In Furukawa v. Allen, the Plaintiff was a passenger when injured in a motor vehicle collision, and subsequently brought an ICBC claim for damages for pain and suffering, as well as various other types of damages. Liability was in dispute. The matter was set for a 25 trial by judge and jury, which was originally agreed to by both parties, however counsel for the Plaintiff at a later point brought an application to strike the jury notice on the basis that the issue of liability and the quantification of damages were both too complex to be heard by a jury. The judge dismissed the Plaintiff‘s application.

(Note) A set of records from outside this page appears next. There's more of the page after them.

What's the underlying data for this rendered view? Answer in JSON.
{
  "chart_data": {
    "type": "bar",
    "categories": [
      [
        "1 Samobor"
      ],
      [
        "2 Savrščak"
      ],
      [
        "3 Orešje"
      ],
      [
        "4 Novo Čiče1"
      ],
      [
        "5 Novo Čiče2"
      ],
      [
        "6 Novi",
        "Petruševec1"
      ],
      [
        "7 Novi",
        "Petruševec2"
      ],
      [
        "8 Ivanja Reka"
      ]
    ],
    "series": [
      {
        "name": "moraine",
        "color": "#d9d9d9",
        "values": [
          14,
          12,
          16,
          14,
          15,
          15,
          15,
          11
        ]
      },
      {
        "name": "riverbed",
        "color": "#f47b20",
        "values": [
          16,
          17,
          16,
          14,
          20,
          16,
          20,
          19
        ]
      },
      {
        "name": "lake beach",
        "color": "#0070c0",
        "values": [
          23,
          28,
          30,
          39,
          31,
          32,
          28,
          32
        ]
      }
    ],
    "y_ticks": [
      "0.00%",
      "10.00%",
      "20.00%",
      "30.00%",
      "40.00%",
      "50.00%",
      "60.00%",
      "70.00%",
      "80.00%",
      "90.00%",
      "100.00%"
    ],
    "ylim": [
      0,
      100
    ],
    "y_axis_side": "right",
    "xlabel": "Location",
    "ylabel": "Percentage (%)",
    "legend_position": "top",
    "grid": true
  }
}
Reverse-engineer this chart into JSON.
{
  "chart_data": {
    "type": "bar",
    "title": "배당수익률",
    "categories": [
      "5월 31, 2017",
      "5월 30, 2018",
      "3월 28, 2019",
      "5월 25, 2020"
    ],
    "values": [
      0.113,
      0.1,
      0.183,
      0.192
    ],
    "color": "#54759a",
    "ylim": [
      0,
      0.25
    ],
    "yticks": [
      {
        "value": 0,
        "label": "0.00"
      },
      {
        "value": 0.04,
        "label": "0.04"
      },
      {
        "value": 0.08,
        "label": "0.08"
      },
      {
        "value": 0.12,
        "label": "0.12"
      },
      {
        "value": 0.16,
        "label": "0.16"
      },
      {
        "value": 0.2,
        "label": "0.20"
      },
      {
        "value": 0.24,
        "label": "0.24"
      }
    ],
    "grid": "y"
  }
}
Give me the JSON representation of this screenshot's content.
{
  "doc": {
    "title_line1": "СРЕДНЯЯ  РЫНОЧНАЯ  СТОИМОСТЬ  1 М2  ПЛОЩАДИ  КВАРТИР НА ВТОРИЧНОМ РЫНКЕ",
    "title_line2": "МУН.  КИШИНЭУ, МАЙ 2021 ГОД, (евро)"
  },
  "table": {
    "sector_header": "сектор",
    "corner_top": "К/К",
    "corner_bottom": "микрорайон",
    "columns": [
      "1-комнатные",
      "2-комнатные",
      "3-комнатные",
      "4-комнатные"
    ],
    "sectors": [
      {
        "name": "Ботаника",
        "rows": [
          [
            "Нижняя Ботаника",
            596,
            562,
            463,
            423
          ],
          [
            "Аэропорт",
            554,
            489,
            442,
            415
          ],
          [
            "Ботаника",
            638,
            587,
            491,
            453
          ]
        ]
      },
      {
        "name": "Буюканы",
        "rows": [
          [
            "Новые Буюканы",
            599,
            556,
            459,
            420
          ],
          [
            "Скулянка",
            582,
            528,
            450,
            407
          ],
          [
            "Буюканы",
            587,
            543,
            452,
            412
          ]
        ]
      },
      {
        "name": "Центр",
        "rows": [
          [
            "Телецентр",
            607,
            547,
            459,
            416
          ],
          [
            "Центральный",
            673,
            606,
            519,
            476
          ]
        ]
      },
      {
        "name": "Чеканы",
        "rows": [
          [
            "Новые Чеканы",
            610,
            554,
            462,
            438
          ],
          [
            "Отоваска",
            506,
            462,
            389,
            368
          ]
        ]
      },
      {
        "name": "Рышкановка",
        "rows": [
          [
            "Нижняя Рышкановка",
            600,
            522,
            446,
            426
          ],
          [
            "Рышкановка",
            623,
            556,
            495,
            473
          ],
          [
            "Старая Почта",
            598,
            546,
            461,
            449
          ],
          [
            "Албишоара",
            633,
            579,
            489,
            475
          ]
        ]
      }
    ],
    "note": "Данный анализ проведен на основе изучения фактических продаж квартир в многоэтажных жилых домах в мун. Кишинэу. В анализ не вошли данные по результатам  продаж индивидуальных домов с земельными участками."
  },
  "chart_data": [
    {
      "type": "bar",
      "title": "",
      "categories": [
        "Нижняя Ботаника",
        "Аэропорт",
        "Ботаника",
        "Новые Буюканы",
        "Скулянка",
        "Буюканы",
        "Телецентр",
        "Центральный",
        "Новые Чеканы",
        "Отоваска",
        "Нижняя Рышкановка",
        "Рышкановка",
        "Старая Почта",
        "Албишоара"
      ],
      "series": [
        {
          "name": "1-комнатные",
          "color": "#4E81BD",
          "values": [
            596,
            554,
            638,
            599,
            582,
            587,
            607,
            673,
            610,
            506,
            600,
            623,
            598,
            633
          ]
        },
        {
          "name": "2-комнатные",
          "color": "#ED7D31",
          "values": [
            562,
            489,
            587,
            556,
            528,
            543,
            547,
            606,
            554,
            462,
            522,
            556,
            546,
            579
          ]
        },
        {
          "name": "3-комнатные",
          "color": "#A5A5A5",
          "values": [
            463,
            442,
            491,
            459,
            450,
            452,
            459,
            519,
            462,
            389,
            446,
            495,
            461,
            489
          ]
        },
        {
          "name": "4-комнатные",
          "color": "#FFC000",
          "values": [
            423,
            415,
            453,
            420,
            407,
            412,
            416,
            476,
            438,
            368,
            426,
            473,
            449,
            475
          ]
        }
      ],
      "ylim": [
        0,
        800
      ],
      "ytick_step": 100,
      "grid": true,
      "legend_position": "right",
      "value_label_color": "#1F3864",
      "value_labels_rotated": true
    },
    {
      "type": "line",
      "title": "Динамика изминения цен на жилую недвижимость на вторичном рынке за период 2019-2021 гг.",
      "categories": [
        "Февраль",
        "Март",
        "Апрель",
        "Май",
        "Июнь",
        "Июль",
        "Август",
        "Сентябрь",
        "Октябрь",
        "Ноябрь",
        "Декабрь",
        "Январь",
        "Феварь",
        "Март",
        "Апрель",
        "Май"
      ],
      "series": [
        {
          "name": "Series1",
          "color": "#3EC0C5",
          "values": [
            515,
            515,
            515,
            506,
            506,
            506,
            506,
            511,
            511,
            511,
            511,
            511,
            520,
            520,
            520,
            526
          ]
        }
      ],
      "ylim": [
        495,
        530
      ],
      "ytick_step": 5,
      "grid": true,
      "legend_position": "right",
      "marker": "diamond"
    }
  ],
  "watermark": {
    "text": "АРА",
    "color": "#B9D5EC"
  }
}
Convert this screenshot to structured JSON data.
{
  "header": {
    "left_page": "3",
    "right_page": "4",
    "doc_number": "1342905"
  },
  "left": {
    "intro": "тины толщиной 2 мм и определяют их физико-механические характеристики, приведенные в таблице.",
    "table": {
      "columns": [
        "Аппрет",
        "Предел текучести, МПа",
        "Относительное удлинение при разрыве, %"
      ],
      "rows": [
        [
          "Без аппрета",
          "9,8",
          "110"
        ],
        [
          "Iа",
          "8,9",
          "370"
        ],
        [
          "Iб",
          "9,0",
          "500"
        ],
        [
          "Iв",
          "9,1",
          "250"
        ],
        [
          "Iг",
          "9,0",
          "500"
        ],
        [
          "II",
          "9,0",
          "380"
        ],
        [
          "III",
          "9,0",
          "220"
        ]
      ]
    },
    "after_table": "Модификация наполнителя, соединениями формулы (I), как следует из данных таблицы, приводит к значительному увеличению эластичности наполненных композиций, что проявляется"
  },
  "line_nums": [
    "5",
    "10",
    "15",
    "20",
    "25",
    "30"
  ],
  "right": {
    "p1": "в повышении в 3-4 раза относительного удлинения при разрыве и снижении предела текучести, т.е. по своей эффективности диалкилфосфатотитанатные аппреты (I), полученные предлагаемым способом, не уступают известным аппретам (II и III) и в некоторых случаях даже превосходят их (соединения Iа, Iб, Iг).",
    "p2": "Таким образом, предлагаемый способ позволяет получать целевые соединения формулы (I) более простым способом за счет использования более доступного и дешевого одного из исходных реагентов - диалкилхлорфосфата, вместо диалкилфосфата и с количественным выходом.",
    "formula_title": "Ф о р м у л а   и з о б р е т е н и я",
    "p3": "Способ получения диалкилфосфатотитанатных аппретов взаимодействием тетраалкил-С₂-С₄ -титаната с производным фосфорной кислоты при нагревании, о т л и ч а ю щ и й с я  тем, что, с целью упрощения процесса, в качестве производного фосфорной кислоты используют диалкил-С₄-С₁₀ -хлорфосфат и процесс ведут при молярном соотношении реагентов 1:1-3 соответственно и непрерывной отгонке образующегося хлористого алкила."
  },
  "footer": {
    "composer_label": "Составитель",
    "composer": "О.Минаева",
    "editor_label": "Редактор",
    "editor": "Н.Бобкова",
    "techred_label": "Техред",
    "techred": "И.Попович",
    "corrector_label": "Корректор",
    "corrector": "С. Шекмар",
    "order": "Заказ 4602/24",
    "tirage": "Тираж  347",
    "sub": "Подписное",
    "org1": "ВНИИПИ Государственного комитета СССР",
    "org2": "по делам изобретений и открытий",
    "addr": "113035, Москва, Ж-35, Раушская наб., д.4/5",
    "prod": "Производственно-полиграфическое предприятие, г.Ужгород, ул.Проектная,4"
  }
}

 I have assessed the experts’ reports in evidence. It appears that the plaintiff‘s major injury is to her brain with a resultant cognitive impairment. Further, there is opinion evidence in the reports that her pre-existing drug addiction may have pre-disposed her to a poor long-term outcome from the brain injury and combined with her brain injury to put her at greater risk of future drug abuse. Whether alone or in combination, I have concluded that neither the evidence itself, nor the issues arising from the evidence, are sufficiently complex or intricate to constitute grounds to strike a jury notice.
 Further, while I am satisfied that this case requires a scientific investigation into the nature, cause and extent of the plaintiff‘s injuries, the opinion evidence reflected in the experts’ reports is not, in my view, extraordinarily difficult to understand, nor is the language of such a technical nature that a jury would be unable to follow and comprehend the evidence or the factual basis on which the opinions are based.
 A 25-day trial is not excessively long for a jury to retain and maintain an understanding of the evidence. Juries in both civil and criminal proceedings sit in longer and shorter trials. I have no basis on which to conclude that an estimated 25‑day trial is so long as to compromise a jury’s ability to fairly decide the issues.